Il y a une croyance au Mexique qui dit qu’une personne est capable de mourir trois fois. La première fois, c’est quand le coeur s’arrête de battre. La seconde, c’est lorsque le corps est enterré. Et enfin la dernière, c’est lorsque la personne est oubliée. C’est alors que survient sa vraie mort.

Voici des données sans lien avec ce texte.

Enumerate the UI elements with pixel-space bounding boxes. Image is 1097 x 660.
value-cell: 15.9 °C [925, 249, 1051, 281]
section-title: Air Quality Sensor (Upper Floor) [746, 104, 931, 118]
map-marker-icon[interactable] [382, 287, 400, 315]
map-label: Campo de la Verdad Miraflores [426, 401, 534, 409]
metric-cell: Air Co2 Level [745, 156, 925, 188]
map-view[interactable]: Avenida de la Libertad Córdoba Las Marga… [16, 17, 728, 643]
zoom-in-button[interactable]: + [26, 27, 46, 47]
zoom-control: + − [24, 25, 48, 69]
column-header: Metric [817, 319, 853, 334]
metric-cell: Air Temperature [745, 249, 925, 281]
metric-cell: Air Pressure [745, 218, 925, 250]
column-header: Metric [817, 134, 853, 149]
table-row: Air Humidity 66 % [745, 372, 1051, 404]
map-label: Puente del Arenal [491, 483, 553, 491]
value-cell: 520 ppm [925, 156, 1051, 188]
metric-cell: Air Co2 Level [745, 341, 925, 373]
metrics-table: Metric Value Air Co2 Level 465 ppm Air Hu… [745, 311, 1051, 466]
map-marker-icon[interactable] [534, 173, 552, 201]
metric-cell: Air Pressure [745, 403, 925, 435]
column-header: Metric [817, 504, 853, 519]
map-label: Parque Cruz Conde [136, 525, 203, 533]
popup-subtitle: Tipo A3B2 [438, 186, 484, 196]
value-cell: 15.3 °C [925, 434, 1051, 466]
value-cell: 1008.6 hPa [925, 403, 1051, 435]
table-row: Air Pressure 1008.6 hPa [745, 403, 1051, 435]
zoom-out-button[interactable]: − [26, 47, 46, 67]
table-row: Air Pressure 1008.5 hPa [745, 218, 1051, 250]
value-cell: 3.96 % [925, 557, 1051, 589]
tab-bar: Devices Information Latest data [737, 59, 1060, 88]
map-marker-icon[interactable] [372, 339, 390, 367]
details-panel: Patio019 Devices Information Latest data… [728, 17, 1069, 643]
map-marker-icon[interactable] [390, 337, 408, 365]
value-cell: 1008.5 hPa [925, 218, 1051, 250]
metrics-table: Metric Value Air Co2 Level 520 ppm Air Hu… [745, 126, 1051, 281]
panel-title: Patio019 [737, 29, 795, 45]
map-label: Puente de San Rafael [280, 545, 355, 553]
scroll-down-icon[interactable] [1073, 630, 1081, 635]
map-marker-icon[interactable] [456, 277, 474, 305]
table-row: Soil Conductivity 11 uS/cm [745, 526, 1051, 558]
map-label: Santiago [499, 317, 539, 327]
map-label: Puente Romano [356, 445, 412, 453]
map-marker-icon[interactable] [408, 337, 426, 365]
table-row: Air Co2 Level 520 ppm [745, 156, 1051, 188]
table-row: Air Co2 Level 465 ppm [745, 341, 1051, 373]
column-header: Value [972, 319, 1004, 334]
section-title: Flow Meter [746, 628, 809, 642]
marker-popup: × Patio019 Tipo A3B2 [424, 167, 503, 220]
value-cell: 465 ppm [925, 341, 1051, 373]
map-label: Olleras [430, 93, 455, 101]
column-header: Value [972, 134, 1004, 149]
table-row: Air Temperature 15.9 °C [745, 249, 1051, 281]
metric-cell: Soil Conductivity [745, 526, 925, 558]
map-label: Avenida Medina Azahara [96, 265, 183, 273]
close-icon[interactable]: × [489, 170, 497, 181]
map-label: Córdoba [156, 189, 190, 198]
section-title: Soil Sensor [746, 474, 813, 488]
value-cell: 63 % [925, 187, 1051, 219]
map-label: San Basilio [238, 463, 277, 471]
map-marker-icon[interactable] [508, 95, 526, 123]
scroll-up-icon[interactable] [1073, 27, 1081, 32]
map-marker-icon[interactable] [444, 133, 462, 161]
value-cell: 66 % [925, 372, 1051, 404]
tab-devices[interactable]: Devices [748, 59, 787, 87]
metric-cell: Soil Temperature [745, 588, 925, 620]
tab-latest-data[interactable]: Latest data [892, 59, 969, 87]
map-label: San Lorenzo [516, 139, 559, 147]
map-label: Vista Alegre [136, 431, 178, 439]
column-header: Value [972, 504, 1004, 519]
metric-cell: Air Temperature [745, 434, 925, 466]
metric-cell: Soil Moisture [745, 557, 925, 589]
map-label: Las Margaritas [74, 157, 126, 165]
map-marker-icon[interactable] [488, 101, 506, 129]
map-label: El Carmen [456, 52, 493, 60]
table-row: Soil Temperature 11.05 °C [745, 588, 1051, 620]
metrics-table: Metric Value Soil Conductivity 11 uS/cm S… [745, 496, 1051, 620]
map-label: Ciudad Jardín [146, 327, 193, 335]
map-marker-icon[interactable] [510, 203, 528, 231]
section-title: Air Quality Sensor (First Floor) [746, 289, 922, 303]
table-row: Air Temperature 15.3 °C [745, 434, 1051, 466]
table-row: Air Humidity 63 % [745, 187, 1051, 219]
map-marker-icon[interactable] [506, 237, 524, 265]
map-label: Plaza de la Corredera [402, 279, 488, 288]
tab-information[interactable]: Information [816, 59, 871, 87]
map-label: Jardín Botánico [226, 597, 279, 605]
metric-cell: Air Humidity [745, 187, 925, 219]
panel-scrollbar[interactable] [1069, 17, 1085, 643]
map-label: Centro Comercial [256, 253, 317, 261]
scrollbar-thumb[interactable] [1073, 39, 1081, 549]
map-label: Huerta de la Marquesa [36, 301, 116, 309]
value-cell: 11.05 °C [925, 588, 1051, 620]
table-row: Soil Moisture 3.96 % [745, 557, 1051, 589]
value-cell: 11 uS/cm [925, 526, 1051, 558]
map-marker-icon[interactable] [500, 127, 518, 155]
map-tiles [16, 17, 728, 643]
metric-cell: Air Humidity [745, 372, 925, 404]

C’est le jour des morts et Violetta et ses deux amies se demandent où se trouve l’esprit des morts le reste de l’année. Vie connait la réponse, les âmes défuntes vivent dans leur monde proche du nôtre et le jour des morts, la barrière entre leur univers et le nôtre devient si fin qu’elles peuvent traverser si elles sont invitées. Les trois jeunes filles se rendent au cimetière encore fermé mais prêt à recevoir les célébrations de la journée. Elles entrent dans le lieu et Violetta se décide à appeler une âme. C’est celle de la jeune Nena qui répond. Les trois gamines sont affolées mais Nena les laisse en vie et part.
Violetta et ses deux amies se rendent auprès du père Eduardo pour lui raconter leur bêtise. Le prêtre leur explique ce qu’il va se passer et l’un de leurs amis Bastian a déjà disparu. Il faut retrouver cette âme au plus vite.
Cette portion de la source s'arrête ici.